I'm using a 10 gal round MLT with a SS braid and my last brew and first brew I actually got right about 80% so I guess what I'm doing is right :) Promash gave me spot on numbers for my first brew so sparge amounts and strike temps shouldn't be an issue.

Just wanted to make sure it looked good to all of you. :mug:
 
Ah, my misunderstanding - I thought this was your first go for some reason. The recipe looks good, and it sounds like you've already got your processes dialed in.
 
With a nickname like "newguy" I can see why someone might think it's your first AG batch! :D

I don't know much specifically about Fullers, but it looks like a tasty brew to what I can see. Great hop choices!
 
Lil' Sparky said:
Cool. In that case, I've got some problems maybe YOU can help ME with... :D


Sure mate no probs, just as long as its not the question as to how I can drink more home-brew before I pass out....I'm still working on that dilemma :D
 
If I were to collect 5.66g, and then boil fo 70 min, I'd end up with about 4.25g.
I've also never seen such a complicated grain bill for a Fullers ESB clone. I'd just use 8.5# Maris Otter, and 8 - 12 oz Crystal 150.

But I do like the hops and the yeast.

-a.
 
I agree with ajf. I don't know what Belgian caramel malt, Munich malt, and flaked corn are doing in a Fuller's ESB clone. Stick with British malts if you want an authentic profile. Especially get rid of that corn, unless you just like DMS in your ESBs (and then it won't be a Fuller's clone). Your grain bill also looks a bit low on fermentables and heavy on specialty malts.

You probably know your boiloff rate better than anyone else, but 0.66 gallons is typically VERY low for a 70 minute boil.
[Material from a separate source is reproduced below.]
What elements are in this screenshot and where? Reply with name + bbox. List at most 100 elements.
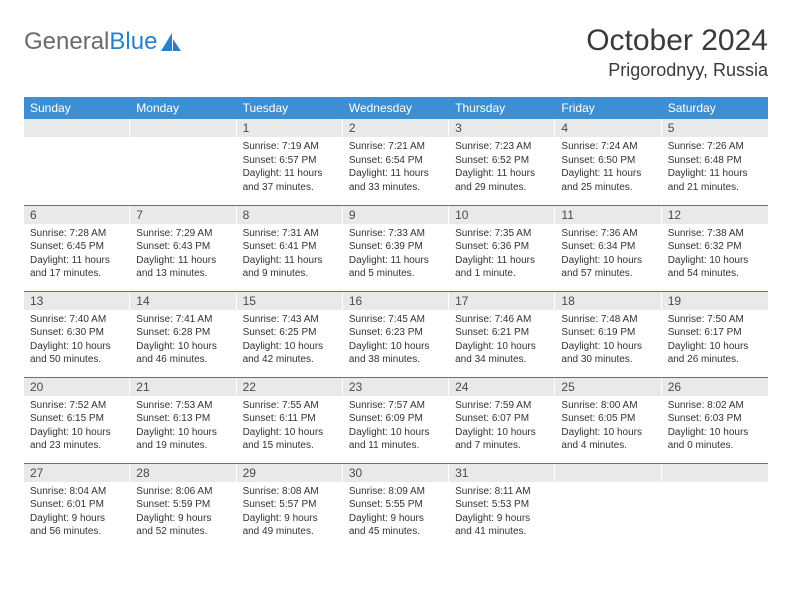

I typically boil off close to 1.5 gallons over a 70-75 minute boil.

The mash temps and hop bill look great. Especially since you're going with Maris Otter malt (and rightly so), you can start checking for conversion after about 20 minutes. That stuff converts like it's getting paid by the project, rather than the hour.


TL
 
+1 on the grains. Pale malt (Maris Otter) and Crystal - that's it. At least that's what Fuller's uses in theirs. Dead on with the hops though.

I also wonder on the yeast. If you are married to the idea of dry yeast, I think Danstar Windsor may be a better choice - it will leave some residual sweetness and fruitiness that you find in Fuller's ESB. The best choice for yeast if you are making a Fuller's clone is WLP002 or Wyeast 1968, as these are supposedly the Fuller's yeast strain.

Just my .02...
 
Thanks for all the tips! As far as the yeast is concerned right now I'm really into the Safale yeasts. I just wanted to try out the ale yeast as I haven't tried this one yet. I do have some Nottingham's on hand. Think that might be better?

And yes I will probably have to alter the pre-boil volume. I just noticed it was at 5 gallons. I'll probably want to go with a pre-boil volume of about 6. I'll lose a gallon to the boil for sure.
 
The Nottingham would be going in the wrong direction. You want a yeast that is fruity and has low attenuation (leaves some residual sugars to give that malty ESB taste). The Nottingham ferments out too much as does the Safale 04. I think the yeast is something that really makes this beer what it is and the best choice is the WLP002/1968 and the best dry choice is the Windsor.